Three college-age, long-time friends (Ellar Coltrane, Willa Fitzgerald, Jacob Artist) have their bonds – and morality – tested on a camping trip. Fitzgerald finds several duffle bags full of money by a riverbank. She and Artist (whom she’s been sleeping with) want to keep the money, whilst Coltrane (who still harbours feelings for Fitzgerald after a one-time hook-up ages ago) thinks they should turn it in. Then along comes John Cusack, who is looking for the $8 million himself. He’s the one who put the money in the bags and parachuted it out of a plane in the first place. He doesn’t have any time for anyone’s whiny bullshit, he wants his damn money back. Let the bickering and mind games begin.

 

After the offbeat and amusing “May”, I assumed a great new genre talent had been found in director Lucky McKee. He hasn’t really delivered on that promise since (“The Woman” seemed to get wildly mixed reviews), let alone raised his stock in the industry all that much since the 2002 horror film that brought him to one’s attention. This unlikeable, clichéd affair is the pits and feels as though McKee was a mere director-for-hire, as the material certainly doesn’t seem like his kind of thing. It’s a film about dirty money and greed, but much more of a crime-thriller than anything horror or cult-y like McKee’s other work.

 

The screenplay is definitely a big problem here. Scripted by Jared Butler (a voice actor with his debut script) and Lars Norberg (whose only other writing credit is a Swedish film from 2001) it’s full of unlikeable characters, clichéd yet unlikely situations, absolutely tedious dialogue, and a deadly slow pace. It’s only after 25 excruciating minutes that traces of the plot start to emerge. Unfortunately, none of it is believable. Under no circumstances did I believe that the characters we’re presented with at the outset would have any interest in the funny money. Yes, we find out more about them later on that reveals a darker nature about at least one of the main characters, but that feels inorganic too. It feels like the writers deliberately withhold information from us in order to make the twists and turns work but botch it. The twists and turns don’t work because one doesn’t believe in them and we don’t know these people enough to begin with in order to care anyway.
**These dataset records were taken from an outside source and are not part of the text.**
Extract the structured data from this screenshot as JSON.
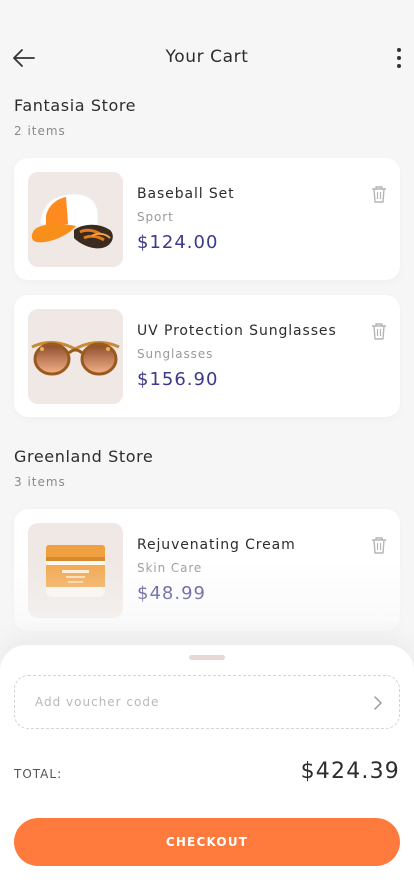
{
  "header": {
    "title": "Your Cart",
    "back_icon": "arrow-left-icon",
    "more_icon": "more-vertical-icon"
  },
  "stores": [
    {
      "name": "Fantasia Store",
      "count": "2 items",
      "items": [
        {
          "name": "Baseball Set",
          "category": "Sport",
          "price": "$124.00",
          "image_icon": "baseball-cap-icon"
        },
        {
          "name": "UV Protection Sunglasses",
          "category": "Sunglasses",
          "price": "$156.90",
          "image_icon": "sunglasses-icon"
        }
      ]
    },
    {
      "name": "Greenland Store",
      "count": "3 items",
      "items": [
        {
          "name": "Rejuvenating Cream",
          "category": "Skin Care",
          "price": "$48.99",
          "image_icon": "cream-jar-icon"
        }
      ]
    }
  ],
  "voucher": {
    "placeholder": "Add voucher code",
    "value": ""
  },
  "total": {
    "label": "TOTAL:",
    "value": "$424.39"
  },
  "checkout": {
    "label": "CHECKOUT"
  },
  "colors": {
    "accent": "#ff7a3d",
    "price": "#3c3a8a",
    "background": "#f6f6f6"
  }
}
Since John Cusack plays a total creep, you don’t care about him, either. Who, where, and in what was the audience investment supposed to be?

 

The performances are pretty terrible too, with Willa Fitzgerald the best of the bunch but even she descends into phony overacting by the home stretch too. She believes the trajectory of her character about as much as I did: Not at all. Her motivations and dialogue in the back end are truly stupid (one speech about puberty and male possessiveness seems to come from another film entirely), and the actress can’t help but go way overboard. As for the continually slumming John Cusack, he spends the entire film looking to be going through a crushing depression. I don’t think he wants to be here and he’s very hard to watch.

 

I just don’t see what McKee saw in this script that made him feel like he had to direct it. A complete mess, though I lay most of the blame with the scripting and acting than with the direction. Good-looking, but pretty worthless blend of “The River Wild” and a shit version of “A Simple Plan” (or “The Treasure of the Sierra Madre” if you prefer Bogey to Bill Paxton).